TV-Serie
Beschreibung
Megatronus Prime, auch bekannt als der Gefallene, ist einer der ursprünglichen Dreizehn Primes, die von Primus zu Beginn der cybertronischen Zivilisation erschaffen wurden. Er wurde als dunkler Krieger konzipiert, der auf Entropie und Zerstörung ausgerichtet ist, was ihn zum mächtigsten unter seinen Geschwistern machte. Seine angeborene Natur führte ihn jedoch auf einen tragischen Pfad: Er verriet die anderen Primes, beging den ersten Mord auf Cybertron, indem er seine geliebte Solus Prime tötete, und verbündete sich mit Unicron. Für diese Verbrechen wurde er von seinen Mit-Primes in eine separate Dimension verbannt, wo er für Äonen schmachtete.
In der Serie Transformers: Robots in Disguise von 2015 dient Megatronus Prime als der übergeordnete Hauptantagonist der ersten Staffel. Nach Jahren im Exil manipuliert er den Decepticon Steeljaw und sein Rudel, ein Portal zu bauen, um ihn aus seinem dimensionalen Gefängnis zu befreien. Nach seiner Rückkehr enthüllt er, dass er es war, der das Autobot-Gefängnisschiff Alchemor auf der Erde zum Absturz brachte, wobei er absichtlich seine Decepticon-Insassen freiließ, um Chaos zu stiften und die Autobots hervorzulocken. Sein ultimatives Ziel ist Rache an seinen ehemaligen Brüdern und die vollständige Zerstörung sowohl der Erde als auch Cybertron.

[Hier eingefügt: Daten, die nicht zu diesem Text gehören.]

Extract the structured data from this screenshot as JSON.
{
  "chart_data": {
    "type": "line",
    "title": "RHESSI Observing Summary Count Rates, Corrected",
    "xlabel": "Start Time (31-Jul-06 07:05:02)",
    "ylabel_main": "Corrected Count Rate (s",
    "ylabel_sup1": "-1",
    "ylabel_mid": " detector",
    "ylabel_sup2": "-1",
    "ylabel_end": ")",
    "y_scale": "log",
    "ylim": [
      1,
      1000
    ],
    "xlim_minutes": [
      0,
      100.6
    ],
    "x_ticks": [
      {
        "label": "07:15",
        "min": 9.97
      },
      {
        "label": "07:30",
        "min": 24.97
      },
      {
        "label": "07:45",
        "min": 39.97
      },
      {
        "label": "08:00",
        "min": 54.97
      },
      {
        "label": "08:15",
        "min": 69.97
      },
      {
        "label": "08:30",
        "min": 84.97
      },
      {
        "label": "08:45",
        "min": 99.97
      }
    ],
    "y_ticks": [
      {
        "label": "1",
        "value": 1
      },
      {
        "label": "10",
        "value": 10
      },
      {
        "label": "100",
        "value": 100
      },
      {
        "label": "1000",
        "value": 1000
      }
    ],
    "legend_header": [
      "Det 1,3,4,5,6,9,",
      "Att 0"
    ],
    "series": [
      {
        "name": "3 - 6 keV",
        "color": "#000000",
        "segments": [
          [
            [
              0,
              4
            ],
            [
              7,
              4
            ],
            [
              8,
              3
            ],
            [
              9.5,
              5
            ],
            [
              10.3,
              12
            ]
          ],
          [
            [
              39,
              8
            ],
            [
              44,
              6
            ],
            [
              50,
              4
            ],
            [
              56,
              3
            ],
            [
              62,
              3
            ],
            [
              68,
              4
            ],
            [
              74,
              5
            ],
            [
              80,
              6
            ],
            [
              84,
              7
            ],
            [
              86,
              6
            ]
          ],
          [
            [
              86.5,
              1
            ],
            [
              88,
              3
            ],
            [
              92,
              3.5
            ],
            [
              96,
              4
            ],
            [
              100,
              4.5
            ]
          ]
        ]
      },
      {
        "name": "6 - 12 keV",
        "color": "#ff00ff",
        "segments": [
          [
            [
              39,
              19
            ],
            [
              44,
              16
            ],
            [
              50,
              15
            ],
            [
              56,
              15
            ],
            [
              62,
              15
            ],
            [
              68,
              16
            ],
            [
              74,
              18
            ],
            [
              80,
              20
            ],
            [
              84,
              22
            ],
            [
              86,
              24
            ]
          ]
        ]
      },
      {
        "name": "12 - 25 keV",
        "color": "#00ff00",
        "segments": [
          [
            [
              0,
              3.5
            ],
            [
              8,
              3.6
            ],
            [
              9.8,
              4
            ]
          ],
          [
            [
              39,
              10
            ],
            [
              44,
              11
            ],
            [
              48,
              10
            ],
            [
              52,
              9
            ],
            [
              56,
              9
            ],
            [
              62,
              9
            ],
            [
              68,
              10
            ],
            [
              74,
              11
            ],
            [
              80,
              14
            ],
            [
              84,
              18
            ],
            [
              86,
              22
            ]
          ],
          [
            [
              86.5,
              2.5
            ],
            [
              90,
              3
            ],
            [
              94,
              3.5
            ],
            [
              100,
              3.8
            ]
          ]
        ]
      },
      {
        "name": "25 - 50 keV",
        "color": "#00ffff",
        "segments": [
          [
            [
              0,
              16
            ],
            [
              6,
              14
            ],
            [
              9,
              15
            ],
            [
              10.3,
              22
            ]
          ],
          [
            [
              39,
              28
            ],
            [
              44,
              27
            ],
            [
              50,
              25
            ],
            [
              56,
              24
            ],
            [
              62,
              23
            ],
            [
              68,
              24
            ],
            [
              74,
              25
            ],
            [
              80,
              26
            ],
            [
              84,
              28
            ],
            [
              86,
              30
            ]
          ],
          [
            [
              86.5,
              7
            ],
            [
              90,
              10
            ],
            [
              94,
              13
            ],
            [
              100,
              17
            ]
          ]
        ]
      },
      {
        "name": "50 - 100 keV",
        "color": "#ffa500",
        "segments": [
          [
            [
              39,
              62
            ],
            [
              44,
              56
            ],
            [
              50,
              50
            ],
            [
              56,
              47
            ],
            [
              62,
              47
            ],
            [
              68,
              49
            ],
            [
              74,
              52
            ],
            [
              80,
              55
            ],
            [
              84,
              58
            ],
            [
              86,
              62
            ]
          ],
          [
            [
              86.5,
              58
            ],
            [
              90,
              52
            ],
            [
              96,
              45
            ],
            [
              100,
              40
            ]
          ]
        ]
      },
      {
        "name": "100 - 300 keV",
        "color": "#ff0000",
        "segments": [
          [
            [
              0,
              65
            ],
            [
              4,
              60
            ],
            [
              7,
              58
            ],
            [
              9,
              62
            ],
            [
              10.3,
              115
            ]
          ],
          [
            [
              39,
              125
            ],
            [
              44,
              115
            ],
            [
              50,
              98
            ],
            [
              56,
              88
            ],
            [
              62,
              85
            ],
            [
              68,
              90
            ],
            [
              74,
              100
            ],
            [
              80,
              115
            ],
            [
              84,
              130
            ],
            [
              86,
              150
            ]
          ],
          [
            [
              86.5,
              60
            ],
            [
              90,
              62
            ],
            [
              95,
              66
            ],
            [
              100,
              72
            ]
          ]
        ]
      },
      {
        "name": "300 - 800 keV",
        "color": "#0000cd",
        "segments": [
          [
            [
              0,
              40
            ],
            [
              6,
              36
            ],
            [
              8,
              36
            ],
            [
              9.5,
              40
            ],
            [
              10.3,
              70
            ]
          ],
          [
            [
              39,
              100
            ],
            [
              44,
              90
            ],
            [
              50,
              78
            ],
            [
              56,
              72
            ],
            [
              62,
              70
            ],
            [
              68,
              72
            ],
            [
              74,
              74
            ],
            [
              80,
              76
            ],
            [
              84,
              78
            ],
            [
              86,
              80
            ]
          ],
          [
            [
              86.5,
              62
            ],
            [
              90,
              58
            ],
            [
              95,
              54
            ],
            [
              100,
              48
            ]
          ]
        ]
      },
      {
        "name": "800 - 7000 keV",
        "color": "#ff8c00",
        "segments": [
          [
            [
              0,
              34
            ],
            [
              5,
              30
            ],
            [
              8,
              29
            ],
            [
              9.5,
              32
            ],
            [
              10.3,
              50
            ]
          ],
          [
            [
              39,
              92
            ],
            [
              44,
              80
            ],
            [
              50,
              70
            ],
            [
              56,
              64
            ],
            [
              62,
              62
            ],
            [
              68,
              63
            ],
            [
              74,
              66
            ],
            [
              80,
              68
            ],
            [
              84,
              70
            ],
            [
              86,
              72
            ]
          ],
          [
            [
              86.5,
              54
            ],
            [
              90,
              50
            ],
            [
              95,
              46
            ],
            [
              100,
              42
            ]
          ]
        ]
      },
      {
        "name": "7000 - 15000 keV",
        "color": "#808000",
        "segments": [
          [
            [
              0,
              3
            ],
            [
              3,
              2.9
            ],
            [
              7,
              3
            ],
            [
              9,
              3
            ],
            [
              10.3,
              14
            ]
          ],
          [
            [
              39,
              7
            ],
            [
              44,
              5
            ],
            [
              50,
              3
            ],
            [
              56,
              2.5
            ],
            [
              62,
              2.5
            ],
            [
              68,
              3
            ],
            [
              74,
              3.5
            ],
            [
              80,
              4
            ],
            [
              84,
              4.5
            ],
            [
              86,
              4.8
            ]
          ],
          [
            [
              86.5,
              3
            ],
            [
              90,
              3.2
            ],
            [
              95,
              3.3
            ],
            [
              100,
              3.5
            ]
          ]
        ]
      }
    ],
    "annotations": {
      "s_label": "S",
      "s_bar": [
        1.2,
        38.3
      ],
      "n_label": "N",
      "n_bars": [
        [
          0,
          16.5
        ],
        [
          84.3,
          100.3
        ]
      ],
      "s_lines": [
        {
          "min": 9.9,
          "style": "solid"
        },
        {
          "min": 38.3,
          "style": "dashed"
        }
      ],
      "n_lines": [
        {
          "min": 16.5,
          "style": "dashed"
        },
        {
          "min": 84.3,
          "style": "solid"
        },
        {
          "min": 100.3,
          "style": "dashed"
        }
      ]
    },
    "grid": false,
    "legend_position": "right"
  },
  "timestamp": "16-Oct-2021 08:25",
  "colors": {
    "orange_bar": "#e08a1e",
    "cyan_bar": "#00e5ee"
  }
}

Vom Charakter her wird Megatronus von immensem Stolz und einem brennenden Verlangen nach Rache angetrieben. Er ist manipulativ, benutzt Steeljaw als Bauern und verspricht dem Decepticon einen Anteil an der Macht, den er nie einzuhalten gedenkt. Er hegt einen tiefsitzenden Groll wegen seiner Gefangenschaft und des Verrats, den er von den anderen Primes empfindet. Anders als Megatron, der später als separater Decepticon-Anführer aufstieg, ist Megatronus ein echter Prime, der in Ungnade fiel, was ihn zu einer klassischen gefallenen Heldenfigur macht. Er zeigt eine kalte, berechnende Haltung und zeigt selten Emotionen jenseits von Verachtung und Zorn.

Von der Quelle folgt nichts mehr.